Être chassé d'une localité où vit en vase clos une groupe homogène et surtout très solidaire de personnes partageant les mêmes valeurs, fait d'un homme, père de famille qui plus est, un véritable paria, rejeté aussi par ses enfants.

Je connaissais le mouvement hassidique, mais pas jusque dans le détail de ses pratiques, de ses obligations, ni de ses interdits absolus. A cet égard, ce récit est extrêmement bien fait, facilement compréhensible, même dans ce que la religion peut comporter d'ésotérisme.

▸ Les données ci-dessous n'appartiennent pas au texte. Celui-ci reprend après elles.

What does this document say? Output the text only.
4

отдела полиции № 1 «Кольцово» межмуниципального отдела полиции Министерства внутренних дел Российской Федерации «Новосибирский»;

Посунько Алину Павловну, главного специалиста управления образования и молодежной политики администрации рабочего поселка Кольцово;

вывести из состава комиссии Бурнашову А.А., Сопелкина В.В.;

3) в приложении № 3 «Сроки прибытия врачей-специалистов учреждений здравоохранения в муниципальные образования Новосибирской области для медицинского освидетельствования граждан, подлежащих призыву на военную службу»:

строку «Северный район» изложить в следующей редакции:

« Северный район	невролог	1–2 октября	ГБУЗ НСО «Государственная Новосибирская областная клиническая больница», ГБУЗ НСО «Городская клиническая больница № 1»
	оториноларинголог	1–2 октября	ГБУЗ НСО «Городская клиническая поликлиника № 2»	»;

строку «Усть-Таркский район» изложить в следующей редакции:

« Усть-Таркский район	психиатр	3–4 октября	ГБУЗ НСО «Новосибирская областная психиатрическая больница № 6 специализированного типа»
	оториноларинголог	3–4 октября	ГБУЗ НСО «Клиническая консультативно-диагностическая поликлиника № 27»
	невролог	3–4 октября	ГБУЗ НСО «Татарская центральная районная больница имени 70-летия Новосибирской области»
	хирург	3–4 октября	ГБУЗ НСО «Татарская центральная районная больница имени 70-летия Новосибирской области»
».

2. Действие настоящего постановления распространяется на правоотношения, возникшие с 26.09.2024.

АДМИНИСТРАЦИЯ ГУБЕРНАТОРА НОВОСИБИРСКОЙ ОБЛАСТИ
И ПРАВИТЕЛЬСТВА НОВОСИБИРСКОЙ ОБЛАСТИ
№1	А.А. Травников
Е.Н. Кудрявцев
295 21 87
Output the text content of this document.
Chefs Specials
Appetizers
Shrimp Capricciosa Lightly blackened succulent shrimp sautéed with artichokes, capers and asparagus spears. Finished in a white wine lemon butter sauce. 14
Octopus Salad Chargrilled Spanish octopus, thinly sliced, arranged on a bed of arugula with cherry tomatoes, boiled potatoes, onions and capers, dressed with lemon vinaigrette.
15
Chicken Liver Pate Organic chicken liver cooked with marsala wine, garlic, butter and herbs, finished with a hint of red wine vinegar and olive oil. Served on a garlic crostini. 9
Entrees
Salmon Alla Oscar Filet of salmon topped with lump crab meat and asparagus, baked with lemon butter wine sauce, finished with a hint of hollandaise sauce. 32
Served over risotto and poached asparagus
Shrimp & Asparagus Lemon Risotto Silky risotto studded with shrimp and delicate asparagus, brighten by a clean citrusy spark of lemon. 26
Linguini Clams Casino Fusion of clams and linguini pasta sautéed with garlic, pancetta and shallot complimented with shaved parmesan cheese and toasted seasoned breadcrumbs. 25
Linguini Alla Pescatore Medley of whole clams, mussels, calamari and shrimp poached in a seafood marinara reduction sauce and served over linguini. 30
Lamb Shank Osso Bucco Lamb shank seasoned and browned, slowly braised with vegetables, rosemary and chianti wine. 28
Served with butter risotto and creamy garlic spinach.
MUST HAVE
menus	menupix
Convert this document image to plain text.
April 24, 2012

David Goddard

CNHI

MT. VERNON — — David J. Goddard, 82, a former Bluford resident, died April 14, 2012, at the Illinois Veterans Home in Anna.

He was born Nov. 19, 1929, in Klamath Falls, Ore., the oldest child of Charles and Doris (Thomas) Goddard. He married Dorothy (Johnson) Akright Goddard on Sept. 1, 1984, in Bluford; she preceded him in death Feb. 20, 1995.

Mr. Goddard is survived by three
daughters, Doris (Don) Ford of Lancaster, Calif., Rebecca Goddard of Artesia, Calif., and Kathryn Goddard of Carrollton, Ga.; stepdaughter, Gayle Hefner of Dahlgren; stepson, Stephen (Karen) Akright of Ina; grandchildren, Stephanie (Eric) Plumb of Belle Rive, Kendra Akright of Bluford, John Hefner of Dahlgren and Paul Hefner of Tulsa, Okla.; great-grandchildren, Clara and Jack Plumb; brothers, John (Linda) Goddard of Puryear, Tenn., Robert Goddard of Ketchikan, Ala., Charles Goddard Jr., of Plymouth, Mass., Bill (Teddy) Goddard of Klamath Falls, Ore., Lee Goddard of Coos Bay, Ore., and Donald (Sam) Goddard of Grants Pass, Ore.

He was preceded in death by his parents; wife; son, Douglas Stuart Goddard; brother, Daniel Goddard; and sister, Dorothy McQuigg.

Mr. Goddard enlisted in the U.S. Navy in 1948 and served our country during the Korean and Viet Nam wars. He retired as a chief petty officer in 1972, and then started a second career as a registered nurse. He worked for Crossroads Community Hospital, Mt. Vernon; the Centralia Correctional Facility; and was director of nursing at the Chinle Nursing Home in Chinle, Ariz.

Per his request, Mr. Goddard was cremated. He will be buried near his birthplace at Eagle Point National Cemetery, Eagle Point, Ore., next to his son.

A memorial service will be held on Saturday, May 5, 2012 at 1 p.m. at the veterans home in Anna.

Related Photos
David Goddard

Par ailleurs, habilement construit, dans ce récit se succèdent les quatre étapes de vie de l'auteur depuis sa vie intra-communautaire, jusqu'à celle de sa nouvelle vie de non pratiquant, en passant par sa période de doute le conduisant à perdre la foi puis par celle de toutes les transgressions le conduisant à son exclusion.

Quelle que soit la religion, l'endoctrinement et la manipulation spirituelle ne donne jamais rien de bon. de la manipulation de la jeunesse qui se voit privée de tout accès légitime à la culture et à l'ouverture d'esprit, à l'intolérance au sein du couple et de la communauté, l'application pure et radicale d'un courant de pensée quel qu'il soit détruit davantage qu'il ne construit.

Je remercie masse critique Babélio et les éditions Points pour l'envoi de ce livre.